Ketua Dewan Komisioner OJK, Mahendra Siregar mengatakan bahwa saat ini tren kenaikan inflasi bahan makanan masih perlu dicermati, terutama pada komoditas beras dan gula. Hal itu didorong oleh kemungkinan adanya penurunan produksi akibat El Nino.

“Perlu dicermati tren kenaikan inflasi bahan makanan terutama komoditas beras dan gula, di tengah potensi penurunan produksi global akibat El Nino,” kata Mahendra dalam konferensi pers secara daring pada Senin (30/10/2023).





Secara umum, lanjut Mahendra, daya beli masih tertekan tercermin dari inflasi inti yang kembali turun, serta penurunan indeks kepercayaan konsumen serta kinerja penjualan ritel yang rendah. Namun, kinerja sektor korporasi relatif masih baik, hal itu terlihat dari PMI Manufaktur yang terus berada di zona ekspansi dan neraca perdagangan yang masih mencatatkan surplus.

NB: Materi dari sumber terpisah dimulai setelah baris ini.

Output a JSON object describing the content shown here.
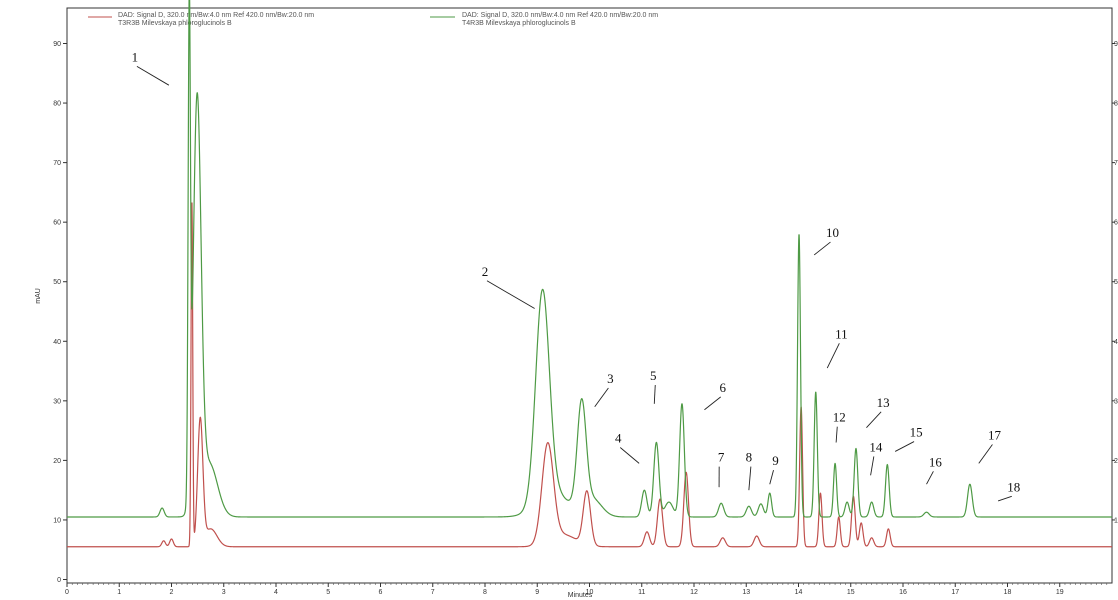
{
  "chart_data": {
    "type": "line",
    "xlabel": "Minutes",
    "ylabel": "mAU",
    "xlim": [
      0,
      20
    ],
    "ylim": [
      0,
      95
    ],
    "x_ticks": [
      "0",
      "1",
      "2",
      "3",
      "4",
      "5",
      "6",
      "7",
      "8",
      "9",
      "10",
      "11",
      "12",
      "13",
      "14",
      "15",
      "16",
      "17",
      "18",
      "19"
    ],
    "y_ticks": [
      "0",
      "10",
      "20",
      "30",
      "40",
      "50",
      "60",
      "70",
      "80",
      "90"
    ],
    "y_ticks_right": [
      "10",
      "20",
      "30",
      "40",
      "50",
      "60",
      "70",
      "80",
      "90"
    ],
    "legend": [
      {
        "line1": "DAD: Signal D, 320.0 nm/Bw:4.0 nm Ref 420.0 nm/Bw:20.0 nm",
        "line2": "T3R3B Milevskaya phloroglucinols B",
        "color": "#c0504d"
      },
      {
        "line1": "DAD: Signal D, 320.0 nm/Bw:4.0 nm Ref 420.0 nm/Bw:20.0 nm",
        "line2": "T4R3B Milevskaya phloroglucinols B",
        "color": "#4e9a45"
      }
    ],
    "series": [
      {
        "color": "#4e9a45",
        "baseline": 10.5,
        "peaks": [
          {
            "t": 1.82,
            "h": 1.5,
            "w": 0.04
          },
          {
            "t": 2.34,
            "h": 79.5,
            "w": 0.022
          },
          {
            "t": 2.49,
            "h": 68.0,
            "w": 0.075
          },
          {
            "t": 2.72,
            "h": 9.0,
            "w": 0.16
          },
          {
            "t": 9.1,
            "h": 35.0,
            "w": 0.13
          },
          {
            "t": 9.3,
            "h": 4.0,
            "w": 0.3
          },
          {
            "t": 9.85,
            "h": 17.5,
            "w": 0.085
          },
          {
            "t": 10.05,
            "h": 3.0,
            "w": 0.18
          },
          {
            "t": 11.05,
            "h": 4.5,
            "w": 0.05
          },
          {
            "t": 11.28,
            "h": 12.5,
            "w": 0.05
          },
          {
            "t": 11.52,
            "h": 2.5,
            "w": 0.08
          },
          {
            "t": 11.77,
            "h": 19.0,
            "w": 0.045
          },
          {
            "t": 12.52,
            "h": 2.3,
            "w": 0.05
          },
          {
            "t": 13.05,
            "h": 1.8,
            "w": 0.05
          },
          {
            "t": 13.28,
            "h": 2.2,
            "w": 0.05
          },
          {
            "t": 13.45,
            "h": 4.0,
            "w": 0.035
          },
          {
            "t": 14.01,
            "h": 47.5,
            "w": 0.028
          },
          {
            "t": 14.33,
            "h": 21.0,
            "w": 0.03
          },
          {
            "t": 14.7,
            "h": 9.0,
            "w": 0.03
          },
          {
            "t": 14.93,
            "h": 2.5,
            "w": 0.04
          },
          {
            "t": 15.1,
            "h": 11.5,
            "w": 0.035
          },
          {
            "t": 15.4,
            "h": 2.5,
            "w": 0.04
          },
          {
            "t": 15.7,
            "h": 8.8,
            "w": 0.035
          },
          {
            "t": 16.45,
            "h": 0.8,
            "w": 0.05
          },
          {
            "t": 17.28,
            "h": 5.5,
            "w": 0.045
          }
        ]
      },
      {
        "color": "#c0504d",
        "baseline": 5.5,
        "peaks": [
          {
            "t": 1.85,
            "h": 1.0,
            "w": 0.035
          },
          {
            "t": 2.0,
            "h": 1.3,
            "w": 0.035
          },
          {
            "t": 2.39,
            "h": 58.0,
            "w": 0.016
          },
          {
            "t": 2.55,
            "h": 21.0,
            "w": 0.05
          },
          {
            "t": 2.75,
            "h": 3.0,
            "w": 0.12
          },
          {
            "t": 9.2,
            "h": 16.5,
            "w": 0.11
          },
          {
            "t": 9.5,
            "h": 2.0,
            "w": 0.25
          },
          {
            "t": 9.95,
            "h": 9.0,
            "w": 0.07
          },
          {
            "t": 11.1,
            "h": 2.5,
            "w": 0.05
          },
          {
            "t": 11.35,
            "h": 8.0,
            "w": 0.05
          },
          {
            "t": 11.85,
            "h": 12.5,
            "w": 0.045
          },
          {
            "t": 12.55,
            "h": 1.5,
            "w": 0.05
          },
          {
            "t": 13.2,
            "h": 1.8,
            "w": 0.05
          },
          {
            "t": 14.05,
            "h": 23.5,
            "w": 0.028
          },
          {
            "t": 14.42,
            "h": 9.0,
            "w": 0.03
          },
          {
            "t": 14.77,
            "h": 5.0,
            "w": 0.03
          },
          {
            "t": 15.05,
            "h": 8.5,
            "w": 0.035
          },
          {
            "t": 15.2,
            "h": 4.0,
            "w": 0.035
          },
          {
            "t": 15.4,
            "h": 1.5,
            "w": 0.04
          },
          {
            "t": 15.72,
            "h": 3.0,
            "w": 0.035
          }
        ]
      }
    ],
    "peak_labels": [
      {
        "label": "1",
        "at": [
          1.3,
          87.0
        ],
        "to": [
          1.95,
          83.0
        ]
      },
      {
        "label": "2",
        "at": [
          8.0,
          51.0
        ],
        "to": [
          8.95,
          45.5
        ]
      },
      {
        "label": "3",
        "at": [
          10.4,
          33.0
        ],
        "to": [
          10.1,
          29.0
        ]
      },
      {
        "label": "4",
        "at": [
          10.55,
          23.0
        ],
        "to": [
          10.95,
          19.5
        ]
      },
      {
        "label": "5",
        "at": [
          11.22,
          33.5
        ],
        "to": [
          11.24,
          29.5
        ]
      },
      {
        "label": "6",
        "at": [
          12.55,
          31.5
        ],
        "to": [
          12.2,
          28.5
        ]
      },
      {
        "label": "7",
        "at": [
          12.52,
          19.8
        ],
        "to": [
          12.48,
          15.5
        ]
      },
      {
        "label": "8",
        "at": [
          13.05,
          19.8
        ],
        "to": [
          13.05,
          15.0
        ]
      },
      {
        "label": "9",
        "at": [
          13.56,
          19.2
        ],
        "to": [
          13.45,
          16.0
        ]
      },
      {
        "label": "10",
        "at": [
          14.65,
          57.5
        ],
        "to": [
          14.3,
          54.5
        ]
      },
      {
        "label": "11",
        "at": [
          14.82,
          40.5
        ],
        "to": [
          14.55,
          35.5
        ]
      },
      {
        "label": "12",
        "at": [
          14.78,
          26.5
        ],
        "to": [
          14.72,
          23.0
        ]
      },
      {
        "label": "13",
        "at": [
          15.62,
          29.0
        ],
        "to": [
          15.3,
          25.5
        ]
      },
      {
        "label": "14",
        "at": [
          15.48,
          21.5
        ],
        "to": [
          15.38,
          17.5
        ]
      },
      {
        "label": "15",
        "at": [
          16.25,
          24.0
        ],
        "to": [
          15.85,
          21.5
        ]
      },
      {
        "label": "16",
        "at": [
          16.62,
          19.0
        ],
        "to": [
          16.45,
          16.0
        ]
      },
      {
        "label": "17",
        "at": [
          17.75,
          23.5
        ],
        "to": [
          17.45,
          19.5
        ]
      },
      {
        "label": "18",
        "at": [
          18.12,
          14.8
        ],
        "to": [
          17.82,
          13.2
        ]
      }
    ]
  }
}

Di samping itu, Mahendra mengungkapkan, sektor jasa keuangan nasional masih terjaga stabil didukung permodalan yang kuat, kondisi likuiditas yang memadai, dan profil risiko yang terjaga, sehingga meningkatkan optimisme bahwa sektor jasa keuangan mampu memitigasi risiko meningkatnya ketidakpastian global baik dari higher for longer suku bunga global maupun peningkatan tensi geopolitik.

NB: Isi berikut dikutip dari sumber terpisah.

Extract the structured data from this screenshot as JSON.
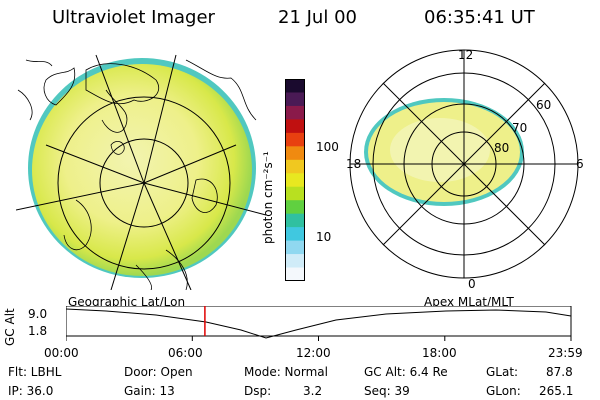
{
  "header": {
    "title": "Ultraviolet Imager",
    "date": "21 Jul 00",
    "time": "06:35:41 UT"
  },
  "colorbar": {
    "unit_label": "photon cm⁻²s⁻¹",
    "ticks": [
      "100",
      "10"
    ],
    "colors_top_to_bottom": [
      "#1a0a2e",
      "#4a1a55",
      "#8a1a4a",
      "#c01010",
      "#e84010",
      "#f08a10",
      "#f0c820",
      "#e8e820",
      "#b8e020",
      "#60d040",
      "#30c0a0",
      "#40c8e0",
      "#90d8f0",
      "#d0ecf8",
      "#f4f8fc"
    ]
  },
  "polar_plot": {
    "labels": {
      "top": "12",
      "right": "6",
      "bottom": "0",
      "left": "18"
    },
    "rings": [
      "60",
      "70",
      "80"
    ]
  },
  "timeline": {
    "left_label": "Geographic Lat/Lon",
    "right_label": "Apex MLat/MLT",
    "axis_label": "GC Alt",
    "y_ticks": [
      "9.0",
      "1.8"
    ],
    "x_ticks": [
      "00:00",
      "06:00",
      "12:00",
      "18:00",
      "23:59"
    ],
    "marker_time": "06:35:41",
    "marker_color": "#e00000"
  },
  "info": {
    "flt": "Flt: LBHL",
    "ip": "IP: 36.0",
    "door": "Door: Open",
    "gain": "Gain: 13",
    "mode": "Mode: Normal",
    "dsp_label": "Dsp:",
    "dsp_value": "3.2",
    "gcalt": "GC Alt: 6.4 Re",
    "seq": "Seq: 39",
    "glat_label": "GLat:",
    "glat_value": "87.8",
    "glon_label": "GLon:",
    "glon_value": "265.1"
  }
}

Divergensi kinerja perekonomian global masih terus berlanjut. Di Amerika Serikat (AS), pertumbuhan ekonomi kuartal III 2023 tercatat meningkat sebesar 4,9% dengan pasar tenaga kerja terus membaik dan tekanan inflasi persisten tinggi.

“Hal ini mendorong meningkatnya sell-off di bond market AS sejalan dengan meningkatnya ekspektasi suku bunga higher for longer dan juga peningkatan suplai US Treasury untuk membiayai defisit AS,” ujar Mahendra.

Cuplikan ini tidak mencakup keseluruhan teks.